Faith must be related to truth and reality if it will have anything to do with our lives. Otherwise, faith becomes an add-on, something that we can do without until an event in our lives forces us to ask a god for help, or something happy occurs, and we want to thank a higher power. Christianity, however, cannot be compartmentalized. Therefore, it is imperative that faith be connected to knowledge and to real life. Joey Orrino, a member of CLU from Benedictine College in Kansas, expresses the way in which faith-as-knowledge has become a part of his life since the Diaconia: “The education I have been receiving at a Catholic institution had already stressed that faith is a form of knowledge complimentary to reason.  That understanding of faith, however, did not often venture beyond my academic life and into my day-to-day experience or outlook on reality….  Already, I have encountered circumstances since the Diaconia where reality apart from faith would have been unbearable.  Instead, I have become more able to look at what is before me and say to myself, as Fr. Carrón said, ‘I cannot stop the sun from shining tomorrow.’  That Christ is a fact has been a cause for joy and a source of peace.” 

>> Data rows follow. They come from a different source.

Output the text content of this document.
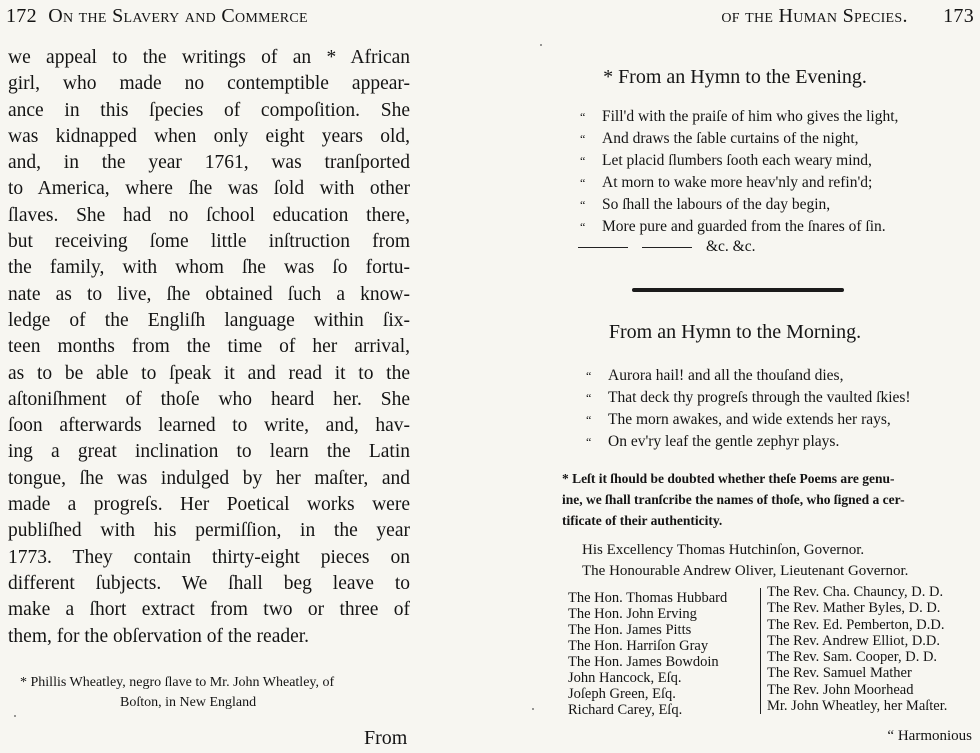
172 On the Slavery and Commerce
we appeal to the writings of an * African
girl, who made no contemptible appear-
ance in this ſpecies of compoſition. She
was kidnapped when only eight years old,
and, in the year 1761, was tranſported
to America, where ſhe was ſold with other
ſlaves. She had no ſchool education there,
but receiving ſome little inſtruction from
the family, with whom ſhe was ſo fortu-
nate as to live, ſhe obtained ſuch a know-
ledge of the Engliſh language within ſix-
teen months from the time of her arrival,
as to be able to ſpeak it and read it to the
aſtoniſhment of thoſe who heard her. She
ſoon afterwards learned to write, and, hav-
ing a great inclination to learn the Latin
tongue, ſhe was indulged by her maſter, and
made a progreſs. Her Poetical works were
publiſhed with his permiſſion, in the year
1773. They contain thirty-eight pieces on
different ſubjects. We ſhall beg leave to
make a ſhort extract from two or three of
them, for the obſervation of the reader.
* Phillis Wheatley, negro ſlave to Mr. John Wheatley, of
Boſton, in New England
From
of the Human Species. 173
* From an Hymn to the Evening.
“ Fill'd with the praiſe of him who gives the light,
“ And draws the ſable curtains of the night,
“ Let placid ſlumbers ſooth each weary mind,
“ At morn to wake more heav'nly and refin'd;
“ So ſhall the labours of the day begin,
“ More pure and guarded from the ſnares of ſin.
&c. &c.
From an Hymn to the Morning.
“ Aurora hail! and all the thouſand dies,
“ That deck thy progreſs through the vaulted ſkies!
“ The morn awakes, and wide extends her rays,
“ On ev'ry leaf the gentle zephyr plays.
* Leſt it ſhould be doubted whether theſe Poems are genu-
ine, we ſhall tranſcribe the names of thoſe, who ſigned a cer-
tificate of their authenticity.
His Excellency Thomas Hutchinſon, Governor.
The Honourable Andrew Oliver, Lieutenant Governor.
The Hon. Thomas Hubbard
The Hon. John Erving
The Hon. James Pitts
The Hon. Harriſon Gray
The Hon. James Bowdoin
John Hancock, Eſq.
Joſeph Green, Eſq.
Richard Carey, Eſq.
The Rev. Cha. Chauncy, D. D.
The Rev. Mather Byles, D. D.
The Rev. Ed. Pemberton, D.D.
The Rev. Andrew Elliot, D.D.
The Rev. Sam. Cooper, D. D.
The Rev. Samuel Mather
The Rev. John Moorhead
Mr. John Wheatley, her Maſter.
“ Harmonious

How do we know whether Christianity is true? Fr. Carrón speaks about a method: faith, an indirect form of knowledge. The knowledge of faith is based upon the authority of witnesses: witnesses to the life of Christ, witnesses to His truth and His power. But here we are talking about power and truth for the present day, for today, as Carrón writes: “The only method which allows us to know Christ is through a wisdom that makes Him present now… It is Christ’s contemporaneousness, His presence in us today, that allows us to verify the truth of the Christian claim. His presence today in the Church is what makes Christianity relevant for all aspects of life”.

The True Protagonist

It is this method which makes an event like the Diaconia so important. Our authority for knowing Christ is each other–the Church. The measure through which Christ changes those around us, and is a protagonist in each of our lives, constitute the evidence that the Christian message is true, true for every part of life. And every part of life was dealt with in the Diaconia–there was a presentation by Maria Elena Monzani, an astronomer currently working at Stanford, about the nature of the cosmos. There were meetings on how to organize cultural activities, as well as a meeting for all educators. There was a book panel discussion as well as a blues concert with the David Horowitz and Friends Band. The eclectic content of the Diaconia reflected the diverse places from whence everyone came. And, even with this diversity, everyone came with the same faith, and with the same hope. Perhaps the concreteness of this hope was best articulated by Wadi Adames from Puerto Rico, during the assembly: “The thing that struck me most…was that there was no despair. I’ve been sad many times after that, but not to the point of saying, ‘To hell with everything.’ I’ve been tempted to do it, but something happened that I cannot not see. It’s like I am forced to see a fact. Something happened. It’s there. Something has changed.”